August 17, 2004
Announcing “The Hatemonger’s Quarterly” First
Announcing “The Hatemonger’s Quarterly” First Annual Stupidest Lyric in Rock Music History Contest:
Yesterday, one of the senior editors here at “The Hatemonger’s Quarterly”—let’s just call him “Chip”—was strolling through his local supermarket, hunting for circus peanuts and beef jerky. As he wandered down the aisles, he noticed that a particularly offensive ditty sung by Whitney Houston was playing in the background.This tune started, he thought, with what surely must be the most insipid lyric in the history of what Little Richard calls “Rock-n-Roll,” and Tom Lehrer more reasonably refers to as “children’s music.”
Whitney warbled: “I believe that children are the future…”
Chronologically speaking, is there anyone who disagrees with her? Does anyone think that, say, sexagenarians are the future? Way to go out on a limb, Whitney. If you could only get that husband of yours out of rehab, we’d be really impressed with you.
The discussion regarding this pathetic lyric made us wonder: Is this truly the stupidest line in the history of rock-n-roll music (pardon the oxymoron)? Although we, the crack young staff of “The Hatemonger’s Quarterly,” have been in numerous department stores, and have therefore been subjected to countless rock songs, we aren’t sure whether Ms. Houston’s expatiation on children as the future merits such opprobrium.
For instance, there’s a horrid line in Elton John’s “Your Song.” Whilst discussing all the things he would give to his object of affection, depending on what job he held, Mr. John croons:
If I was [sic] a sculptor—but then again, no
That’s mighty foolish too. After all, the second time Sir Elton sang this feculent number, he’d ditch that lyric.
After (literally) minutes of in-house reflection on this topic, we, the crack young staff of “The Hatemonger’s Quarterly,” decided to allow our readers to weigh in on the matter. As such, we are pleased as peaches to announce:
“The Hatemonger’s Quarterly” First Annual Stupidest Lyric in Rock Music History Contest:
We, the crack young staff of “The Hatemonger’s Quarterly,” humbly invite submissions of unspeakably awful rock music lyrics, so that we may determine the worst line in rock music history.
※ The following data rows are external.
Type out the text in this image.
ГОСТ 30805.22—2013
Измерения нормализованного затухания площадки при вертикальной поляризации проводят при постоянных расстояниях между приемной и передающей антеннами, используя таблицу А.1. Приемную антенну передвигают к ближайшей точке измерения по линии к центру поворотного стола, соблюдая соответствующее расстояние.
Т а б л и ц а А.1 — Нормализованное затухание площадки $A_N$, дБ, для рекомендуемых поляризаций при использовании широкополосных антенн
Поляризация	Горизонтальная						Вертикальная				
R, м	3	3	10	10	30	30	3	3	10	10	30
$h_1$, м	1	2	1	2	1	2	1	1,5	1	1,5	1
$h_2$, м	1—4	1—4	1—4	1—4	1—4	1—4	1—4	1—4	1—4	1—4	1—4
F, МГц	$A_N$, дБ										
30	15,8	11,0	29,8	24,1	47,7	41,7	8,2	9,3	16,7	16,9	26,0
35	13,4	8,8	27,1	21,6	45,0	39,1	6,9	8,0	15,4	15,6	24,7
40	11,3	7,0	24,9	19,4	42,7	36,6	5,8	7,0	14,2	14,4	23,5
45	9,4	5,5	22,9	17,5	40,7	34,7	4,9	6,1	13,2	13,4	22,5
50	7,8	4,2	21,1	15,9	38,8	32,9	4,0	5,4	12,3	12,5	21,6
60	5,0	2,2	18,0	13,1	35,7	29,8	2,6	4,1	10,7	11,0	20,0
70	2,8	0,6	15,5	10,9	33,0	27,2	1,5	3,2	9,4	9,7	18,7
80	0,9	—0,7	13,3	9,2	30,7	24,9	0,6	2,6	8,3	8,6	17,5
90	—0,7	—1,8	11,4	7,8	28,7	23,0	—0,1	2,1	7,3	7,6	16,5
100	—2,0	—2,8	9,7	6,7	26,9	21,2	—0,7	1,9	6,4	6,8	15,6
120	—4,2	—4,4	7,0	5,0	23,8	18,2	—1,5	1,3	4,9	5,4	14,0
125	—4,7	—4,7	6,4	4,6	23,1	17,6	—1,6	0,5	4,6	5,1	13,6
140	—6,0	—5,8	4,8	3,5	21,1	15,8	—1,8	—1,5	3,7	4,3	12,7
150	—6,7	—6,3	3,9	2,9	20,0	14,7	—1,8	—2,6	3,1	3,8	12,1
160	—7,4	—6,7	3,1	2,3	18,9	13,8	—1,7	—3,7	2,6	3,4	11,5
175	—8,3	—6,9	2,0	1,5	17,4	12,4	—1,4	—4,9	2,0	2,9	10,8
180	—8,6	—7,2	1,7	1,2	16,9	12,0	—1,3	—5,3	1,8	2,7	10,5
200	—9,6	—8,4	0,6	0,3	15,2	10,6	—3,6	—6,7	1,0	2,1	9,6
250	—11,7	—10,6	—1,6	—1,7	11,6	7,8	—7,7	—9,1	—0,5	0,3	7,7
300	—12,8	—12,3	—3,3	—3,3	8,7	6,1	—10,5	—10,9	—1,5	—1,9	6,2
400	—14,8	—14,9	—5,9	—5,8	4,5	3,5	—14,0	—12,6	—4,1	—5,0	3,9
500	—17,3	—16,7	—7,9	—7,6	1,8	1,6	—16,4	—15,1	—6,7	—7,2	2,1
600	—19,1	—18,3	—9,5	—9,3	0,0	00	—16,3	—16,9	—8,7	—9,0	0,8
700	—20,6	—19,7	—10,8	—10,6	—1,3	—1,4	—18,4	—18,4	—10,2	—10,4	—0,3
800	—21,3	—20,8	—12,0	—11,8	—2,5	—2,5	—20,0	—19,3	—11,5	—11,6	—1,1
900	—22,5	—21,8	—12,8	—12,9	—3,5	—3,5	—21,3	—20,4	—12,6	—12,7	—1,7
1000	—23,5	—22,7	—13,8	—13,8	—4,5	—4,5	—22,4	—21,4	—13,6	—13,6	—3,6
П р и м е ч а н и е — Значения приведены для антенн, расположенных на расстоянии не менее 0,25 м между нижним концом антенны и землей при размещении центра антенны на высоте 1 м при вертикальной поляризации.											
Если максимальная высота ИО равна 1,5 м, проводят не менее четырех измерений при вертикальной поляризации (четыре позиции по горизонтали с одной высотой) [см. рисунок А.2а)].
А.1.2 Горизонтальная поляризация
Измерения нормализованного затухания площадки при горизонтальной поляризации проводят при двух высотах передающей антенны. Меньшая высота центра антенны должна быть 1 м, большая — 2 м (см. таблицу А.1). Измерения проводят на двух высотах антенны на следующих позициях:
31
Granted, bad lyrics in rock music aren’t exactly unexpected; in fact, calling rock music bad reminds us of the Firesign Theatre’s “Department of Redundancy Department.” Still, though we detest rock music, we are certain that some examples are even more nauseating than others.
We must, however, establish a few ground-rules for our contest. Entrants must send their submissions to us (via the “Contact Us” link found at the top right-hand corner of your computer screen) by September 9th, 2004, 5:00pm EST. In addition, the lyrics in question must be from albums actually recorded, and must be available on-line from some “rock lyric website.” So, if your first cousin is in a band called “Horace Tilson and the Hot Rat Pasties,” you can’t send in a line from their thoroughly unheralded song “Sister Vampire.”
The winning entrant will have his selection published in a future edition of “The Hatemonger’s Quarterly,” and will bask in the luminous glow of Internet fame. He—or she—shall receive all kinds of kudos from the crack young staff.
So, dear reader, what are you waiting for? Break open all those old Dave Clark Five albums, and get to work.